FIG. 7 shows the Driving device according to claim 8, the device of which is to drive the Staple 1 and Plate 2. The tip part is in a concave form to enable the Plate 1 to fit, so when the latter end of Grip 11 is driven, the Plate 1 can be fixed onto the bone surface easily. The fore part of the tip part has an oblong window 12 to insert Staple 1, and Staple 1 is placed through this window. The other side of this oblong window 12 is a wall. Below the oblong window 12, a small window is open, the window of which to confirm the position of the tip end of Staple 1. The tip end of Staple 1 touches the bone surface, but the Leg part 5 is covered with a cover. The inside of Grip 11 which is connected to the tip part is a cylindrical form, and the Slide bar 13 is inserted into this cylinder, the latter part of Slide bar 13 is driven to enable Staple 1 at the tip to be driven into the bone tissue. Slide bar 13 has a form wherein its cross section is made to be the same in its width and depth with Staple 1, and the latter part of Slide bar having a disk for driving. When the disk at the latter part of Slide bar 13 is driven, Staple 1 enters in the holes of the fixed Plate 2 accurately, and as the Legs 5 are covered with cover, the direction and the angle of the driving is stabilized. Also the two legs will not widen.
 This invention is conducted as in the above explanation, and therefore has the following effects:
 According to claim 1, there is less burden placed on the bone, and also provides a fixing system with sufficient fixing force. A plate with spikes are fixed on the bone surface, the inclination angle of the staple is controlled due to the fixing of the ligament inside the plate frames, and there is very small occurrence of staple site pain:
 According to claim 2, it is possible to strongly fix the ligament:
 According to claim 3, the staple does not slip at the bone surface at the moment of driving the staple. Also, the ligament is not damaged, and there is not much uncomfortable feeling at body surface after the stitches sink within the bone tissue:
 According to claim 4, the staple direction can be maintained in a certain direction, and efficient fixing force can be obtained:
 According to claim 5 and 6, it is possible to prevent the widening of the two legs of the staple at the moment of driving the staple:
 According to claim 7, there is least resistance at the moment of driving the staple. On the other hand, there is more resistance again the staple's releasing force. At the time of staple removal, the resistance will be small once again:
 According to claim 8, the plate can be fixed on the bone surface easily. The staple enters into the plate holes accurately, and the direction/angle are stable. The two legs of the staple will not widen:
 According to claim 9, a product with stable form can be manufactured in mass, at an affordable expense. It is also easy to product complex curved surface.
FIG. 1 is an external drawing of the fixing system utilizing staple and plate.
FIG. 2 is an external drawing of the type with two holes on the plate.

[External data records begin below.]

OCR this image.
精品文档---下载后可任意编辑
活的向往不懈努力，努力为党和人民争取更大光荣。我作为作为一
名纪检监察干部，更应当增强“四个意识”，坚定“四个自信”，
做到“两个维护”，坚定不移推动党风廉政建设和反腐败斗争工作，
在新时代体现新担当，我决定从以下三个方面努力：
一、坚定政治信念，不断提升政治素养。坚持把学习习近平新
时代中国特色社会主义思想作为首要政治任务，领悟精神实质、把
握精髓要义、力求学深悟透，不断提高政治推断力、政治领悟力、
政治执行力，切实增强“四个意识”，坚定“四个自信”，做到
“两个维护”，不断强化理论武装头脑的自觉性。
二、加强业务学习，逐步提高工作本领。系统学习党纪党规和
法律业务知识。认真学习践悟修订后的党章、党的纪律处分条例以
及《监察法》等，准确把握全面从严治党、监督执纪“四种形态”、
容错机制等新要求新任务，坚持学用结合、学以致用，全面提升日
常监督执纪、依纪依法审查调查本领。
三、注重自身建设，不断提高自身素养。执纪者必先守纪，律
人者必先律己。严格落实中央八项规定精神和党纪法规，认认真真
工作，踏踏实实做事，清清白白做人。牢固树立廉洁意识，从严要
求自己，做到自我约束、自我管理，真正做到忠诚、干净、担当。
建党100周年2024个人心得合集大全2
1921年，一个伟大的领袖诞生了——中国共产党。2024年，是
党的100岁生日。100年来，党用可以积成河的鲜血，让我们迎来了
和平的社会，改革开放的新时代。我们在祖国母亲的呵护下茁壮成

FIG. 3 is an external drawing of the type with the bottom and the top part of the plate in a curved form.
FIG. 4 is an external drawing of the type utilizing a cross bar.
FIG. 5 is a plan view of the staple the tip ends of which are turning inward.
FIG. 6 is a plan view of a staple with cuts in the inside of the two legs, and the leg cross section in pentagon form.
FIG. 7 is a front view, side view and bottom view of the driving device.